Desbloqueadas as negociações e passando-se finalmente à fase seguinte das negociações Theresa May regressou a Londres em apoteose !
Perdoem-me o exagero, mas aquela chegada triunfal fez-me lembrar o da Mrs. Thatcher após a guerra das Malvinas. A mesma Mrs. Thatcher que até agora reinava em sublime solidão no Olimpo mas que, segundo os Conservadores em delíquio, irá a partir de agora ter como companhia a Mrs. May, depois da sua também retumbante vitória sobre os pérfidos Europeus que tiveram Frau Merkel a fazer o papel de General Galtieri e Emmanuel Macron no de General Videla.
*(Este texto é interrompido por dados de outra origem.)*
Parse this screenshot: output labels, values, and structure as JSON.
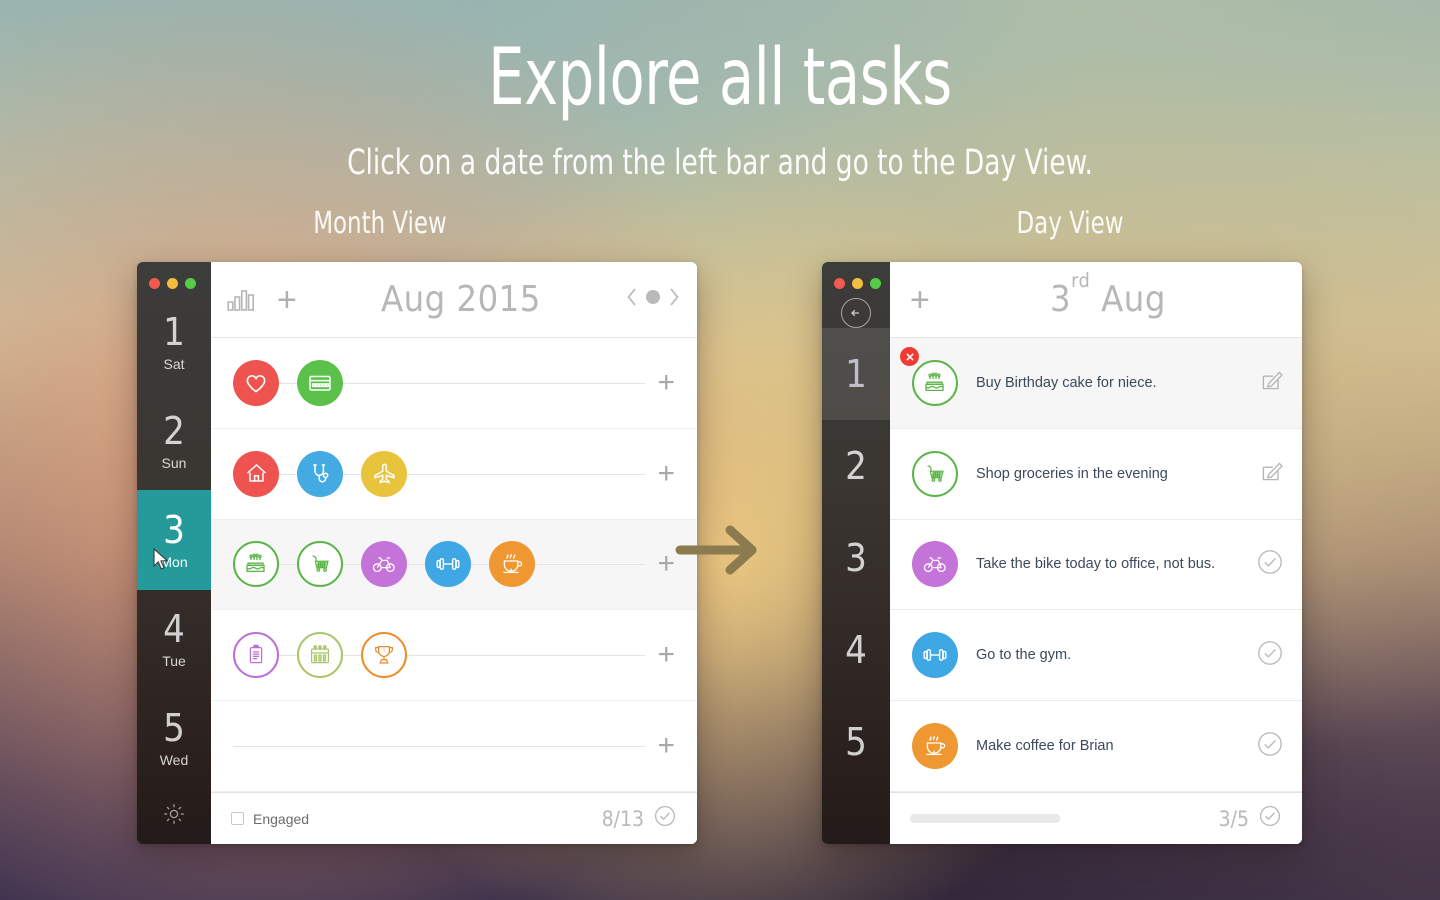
{
  "hero": {
    "title": "Explore all tasks",
    "subtitle": "Click on a date from the left bar and go to the Day View.",
    "label_left": "Month View",
    "label_right": "Day View"
  },
  "colors": {
    "accent_teal": "#249a9a",
    "red": "#ef5350",
    "green": "#5cc14a",
    "blue": "#44aae2",
    "yellow": "#e8c33c",
    "purple": "#c munchies",
    "orange": "#ef9831",
    "progress_blue": "#2f97e8",
    "badge_red": "#ef3b34"
  },
  "month_view": {
    "window_controls": [
      "close",
      "minimize",
      "maximize"
    ],
    "header": {
      "stats_icon": "bar-chart-icon",
      "add_label": "+",
      "title": "Aug 2015",
      "nav_prev": "chevron-left-icon",
      "nav_today": "dot-icon",
      "nav_next": "chevron-right-icon"
    },
    "sidebar": {
      "days": [
        {
          "num": "1",
          "dow": "Sat",
          "state": "normal"
        },
        {
          "num": "2",
          "dow": "Sun",
          "state": "normal"
        },
        {
          "num": "3",
          "dow": "Mon",
          "state": "active"
        },
        {
          "num": "4",
          "dow": "Tue",
          "state": "normal"
        },
        {
          "num": "5",
          "dow": "Wed",
          "state": "normal"
        }
      ],
      "settings_icon": "gear-icon"
    },
    "rows": [
      {
        "selected": false,
        "add_label": "+",
        "tasks": [
          {
            "icon": "heart-icon",
            "color": "#ef5350",
            "style": "filled"
          },
          {
            "icon": "credit-card-icon",
            "color": "#5cc14a",
            "style": "filled"
          }
        ]
      },
      {
        "selected": false,
        "add_label": "+",
        "tasks": [
          {
            "icon": "home-icon",
            "color": "#ef5350",
            "style": "filled"
          },
          {
            "icon": "stethoscope-icon",
            "color": "#44aae2",
            "style": "filled"
          },
          {
            "icon": "airplane-icon",
            "color": "#e8c33c",
            "style": "filled"
          }
        ]
      },
      {
        "selected": true,
        "add_label": "+",
        "tasks": [
          {
            "icon": "birthday-cake-icon",
            "color": "#5cb548",
            "style": "outline"
          },
          {
            "icon": "shopping-cart-icon",
            "color": "#5cb548",
            "style": "outline"
          },
          {
            "icon": "bicycle-icon",
            "color": "#c濃",
            "style": "filled"
          },
          {
            "icon": "dumbbell-icon",
            "color": "#3ea7e4",
            "style": "filled"
          },
          {
            "icon": "coffee-cup-icon",
            "color": "#ef9831",
            "style": "filled"
          }
        ]
      },
      {
        "selected": false,
        "add_label": "+",
        "tasks": [
          {
            "icon": "clipboard-icon",
            "color": "#bb6ed6",
            "style": "outline"
          },
          {
            "icon": "calendar-icon",
            "color": "#a8c56a",
            "style": "outline"
          },
          {
            "icon": "trophy-icon",
            "color": "#ee8c2a",
            "style": "outline"
          }
        ]
      },
      {
        "selected": false,
        "add_label": "+",
        "tasks": []
      }
    ],
    "footer": {
      "checkbox_label": "Engaged",
      "count": "8/13",
      "check_icon": "check-circle-icon"
    }
  },
  "day_view": {
    "window_controls": [
      "close",
      "minimize",
      "maximize"
    ],
    "header": {
      "back_icon": "arrow-left-circle-icon",
      "add_label": "+",
      "title_ordinal": "3",
      "title_suffix": "rd",
      "title_month": "Aug"
    },
    "sidebar": {
      "slots": [
        {
          "num": "1",
          "state": "highlight"
        },
        {
          "num": "2",
          "state": "normal"
        },
        {
          "num": "3",
          "state": "normal"
        },
        {
          "num": "4",
          "state": "normal"
        },
        {
          "num": "5",
          "state": "normal"
        }
      ]
    },
    "tasks": [
      {
        "text": "Buy Birthday cake for niece.",
        "icon": "birthday-cake-icon",
        "color": "#5cb548",
        "style": "outline",
        "action": "edit-icon",
        "selected": true,
        "badge": "x-badge"
      },
      {
        "text": "Shop groceries in the evening",
        "icon": "shopping-cart-icon",
        "color": "#5cb548",
        "style": "outline",
        "action": "edit-icon",
        "selected": false,
        "badge": null
      },
      {
        "text": "Take the bike today to office, not bus.",
        "icon": "bicycle-icon",
        "color": "#c474d8",
        "style": "filled",
        "action": "check-circle-icon",
        "selected": false,
        "badge": null
      },
      {
        "text": "Go to the gym.",
        "icon": "dumbbell-icon",
        "color": "#3ea7e4",
        "style": "filled",
        "action": "check-circle-icon",
        "selected": false,
        "badge": null
      },
      {
        "text": "Make coffee for Brian",
        "icon": "coffee-cup-icon",
        "color": "#ef9831",
        "style": "filled",
        "action": "check-circle-icon",
        "selected": false,
        "badge": null
      }
    ],
    "footer": {
      "progress_percent": 60,
      "count": "3/5",
      "check_icon": "check-circle-icon"
    }
  },
  "flow": {
    "arrow_icon": "arrow-right-icon",
    "arrow_color": "#8b7b4e"
  }
}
Estamos a caminho ! (do Brexit)
Um aperto de mão histórico selou um
passo vital para a nossa saída da UE
o Brexit !
Depois de assinado em 8 de Dezembro o documento por May e Juncker há que dizer que ele não obriga, longe disso, as partes, pois não passa de um relatório, em si condicional e provisório, sobre o progresso das negociações e que é um documento notável apenas pela sua “ambiguidade criativa”. No que toca à questão da fronteira entre as duas Irlandas Theresa May conseguiu um truque à Houdini : Dar garantias a todas as partes, mesmo quando elas se auto-excluem. Para os Conservadores defensores do Hard Brexit o texto assinado conserva suficiente flexibilidade para que os seus objectivos possam ser atingidos . Para os partidários de uma ligação forte à UE nele nada consta que impeça que continuem optimistas.
CANADÁ OU NORUEGA ?
(Ou as “linhas vermelhas” de Theresa May)
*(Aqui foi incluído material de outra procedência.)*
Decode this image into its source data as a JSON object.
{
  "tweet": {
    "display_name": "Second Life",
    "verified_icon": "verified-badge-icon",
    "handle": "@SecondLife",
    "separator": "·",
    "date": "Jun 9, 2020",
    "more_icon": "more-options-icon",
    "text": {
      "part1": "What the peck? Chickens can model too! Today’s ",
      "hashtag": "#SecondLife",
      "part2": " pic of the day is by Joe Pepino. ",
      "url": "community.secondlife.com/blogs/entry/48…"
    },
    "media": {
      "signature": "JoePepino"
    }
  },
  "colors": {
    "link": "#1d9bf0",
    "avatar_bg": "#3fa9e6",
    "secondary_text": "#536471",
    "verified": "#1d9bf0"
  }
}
Nem um nem outro, responde o Governo de Mrs. May. Não existe nenhum outro modelo de FTA,( Free-Trade Agreement, Tratado de Comercio Livre), que possa ser seguido, responde Michel Barnier, o Negociador-Chefe pela UE. Então que se invente um que seja no interesse da Grã-Bretanha, responde o Governo de Londres.
Mas para entendermos o que está em jogo temos de esclarecer que a Primeira-Ministra impõe condições, a que chama “linhas vermelhas”, que não podem ser ultrapassadas nas negociações com Bruxelas. Elas são essencialmente quatro: O fim da livre circulação de pessoas, (mas não de bens); o fim da jurisdição do Tribunal de Justiça Europeu sobre o Reino Unido; o fim das contribuições monetárias Britânicas para a UE; o fim de ter de cumprir normas e regulamentos aplicáveis aos restantes 27 membros, (segurança alimentar, segurança no trabalho, pescas, e uma infinidade de outros tendentes a criar uma “convergência regulamentar” entre os países da União, o que no jargão bruxelense se chama o “acquis”).
Ora o acordo com a Noruega, (e de igual modo, com pequenas diferenças, aquele feito com a Suíça e o Lichenstein), ultrapassa todas elas: A Noruega, se não pertence de jure pertence de facto à UE. Tem todas as obrigações de membro, incluindo contribuir para o orçamento e a livre circulação de pessoas, mas não tem direito a voto nas deliberações comunitárias. Tudo impossível de engolir para o Governo de Mrs. May.
Já o acordo com o Canadá parece à superfície ser mais fácil de ser aceite pelos Brexeteers, pois sendo um FTA puro apenas diz respeito à livre circulação de bens. É de uma extraordinária complexidade no entanto, (levou sete anos a negociar), mas, e crucialmente, não contempla os produtos financeiros o que seria fazer com que a City, (essa galinha dos ovos de ouro da economia Britânica), perdesse o chamado “passaporte” para negociar livremente produtos financeiros com os países da UE. Logo outra impossibidade.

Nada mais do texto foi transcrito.